IBM and Red Hat Solaris Migration Center

Tech Challenge June 15

Winner: Florin Malita

The Scenario

The only thing that is constant is change. Although the statement is rather glib, it is also fortunate: as you have been promoted to replace the previous network administrator. This is an exciting point in your life: a new job, a new city, and a new relationship (not to drop names, but your new interest has the initials NFS.) The departure of your predecessor was very abrupt and the network setup they left behind was rather unorthodox. The first order of business is to get the network properly configured as your http server is being overwhelmed with requests.

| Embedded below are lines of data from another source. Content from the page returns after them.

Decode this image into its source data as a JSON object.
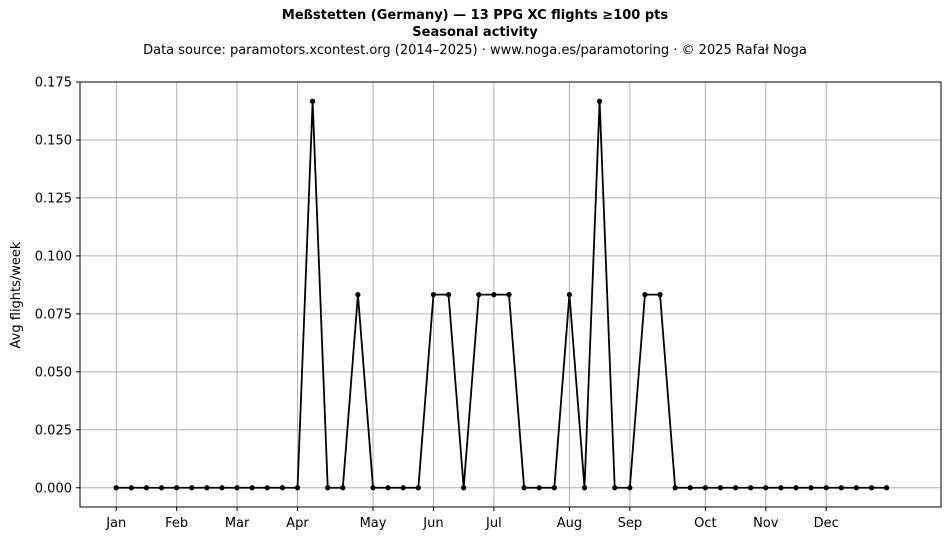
{
  "figure": {
    "title": "Meßstetten (Germany)  —  13 PPG XC flights ≥100 pts",
    "subtitle": "Seasonal activity",
    "source": "Data source: paramotors.xcontest.org (2014–2025)  ·  www.noga.es/paramotoring  ·  © 2025 Rafał Noga"
  },
  "chart_data": {
    "type": "line",
    "title": "Meßstetten (Germany)  —  13 PPG XC flights ≥100 pts",
    "subtitle": "Seasonal activity",
    "xlabel": "",
    "ylabel": "Avg flights/week",
    "x": [
      1,
      2,
      3,
      4,
      5,
      6,
      7,
      8,
      9,
      10,
      11,
      12,
      13,
      14,
      15,
      16,
      17,
      18,
      19,
      20,
      21,
      22,
      23,
      24,
      25,
      26,
      27,
      28,
      29,
      30,
      31,
      32,
      33,
      34,
      35,
      36,
      37,
      38,
      39,
      40,
      41,
      42,
      43,
      44,
      45,
      46,
      47,
      48,
      49,
      50,
      51,
      52
    ],
    "series": [
      {
        "values": [
          0,
          0,
          0,
          0,
          0,
          0,
          0,
          0,
          0,
          0,
          0,
          0,
          0,
          0.1667,
          0,
          0,
          0.0833,
          0,
          0,
          0,
          0,
          0.0833,
          0.0833,
          0,
          0.0833,
          0.0833,
          0.0833,
          0,
          0,
          0,
          0.0833,
          0,
          0.1667,
          0,
          0,
          0.0833,
          0.0833,
          0,
          0,
          0,
          0,
          0,
          0,
          0,
          0,
          0,
          0,
          0,
          0,
          0,
          0,
          0
        ],
        "color": "#000000",
        "marker": "circle"
      }
    ],
    "xlim": [
      -1.4,
      55.6
    ],
    "ylim": [
      -0.0083,
      0.175
    ],
    "x_ticks": [
      {
        "label": "Jan",
        "x": 1
      },
      {
        "label": "Feb",
        "x": 5
      },
      {
        "label": "Mar",
        "x": 9
      },
      {
        "label": "Apr",
        "x": 13
      },
      {
        "label": "May",
        "x": 18
      },
      {
        "label": "Jun",
        "x": 22
      },
      {
        "label": "Jul",
        "x": 26
      },
      {
        "label": "Aug",
        "x": 31
      },
      {
        "label": "Sep",
        "x": 35
      },
      {
        "label": "Oct",
        "x": 40
      },
      {
        "label": "Nov",
        "x": 44
      },
      {
        "label": "Dec",
        "x": 48
      }
    ],
    "y_ticks": [
      {
        "label": "0.000",
        "value": 0
      },
      {
        "label": "0.025",
        "value": 0.025
      },
      {
        "label": "0.050",
        "value": 0.05
      },
      {
        "label": "0.075",
        "value": 0.075
      },
      {
        "label": "0.100",
        "value": 0.1
      },
      {
        "label": "0.125",
        "value": 0.125
      },
      {
        "label": "0.150",
        "value": 0.15
      },
      {
        "label": "0.175",
        "value": 0.175
      }
    ],
    "grid": true,
    "grid_color": "#b0b0b0",
    "axes_color": "#000000"
  }
}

Your Tux static content server is connected to your static php, cgi-script disk, assume that the disk is high-availability, and is also connected to a http server and a https server. The problem is that the http server is being overwhelmed while the load on the https box is nominal. Both the http server and the https server are connected to tomcat servers which are accessing a db2 storage array.

[Click here for a graphical representation of the current configuration. Numbers provided are relative measurements of load stress. In regards to my drawing abilities...I know...I know]

The Question

  1. Assume that you are allowed to re-purpose the existing Tux machine and add four additional servers. A Cisco router is available to port forward https and http traffic to different machines. However, it can not do load balancing on its own. How would you distribute the http load using Red Hat solutions (i.e. no third party software)?

The Answer

  1. LVS/IPVS load balancing as provided by the Red Hat Cluster Suite.

    Turn the TUX box into an LVS load balancer

    Of the 4 available systems, add 3 more HTTP servers and one more HTTPS server

    Configure the TUX/LVS box to balance 2 virtual services: HTTP (4 real servers) and HTTPS (2 real servers)

    This should bring the load down at about +3 on the HTTP servers and +2 on the HTTPS servers.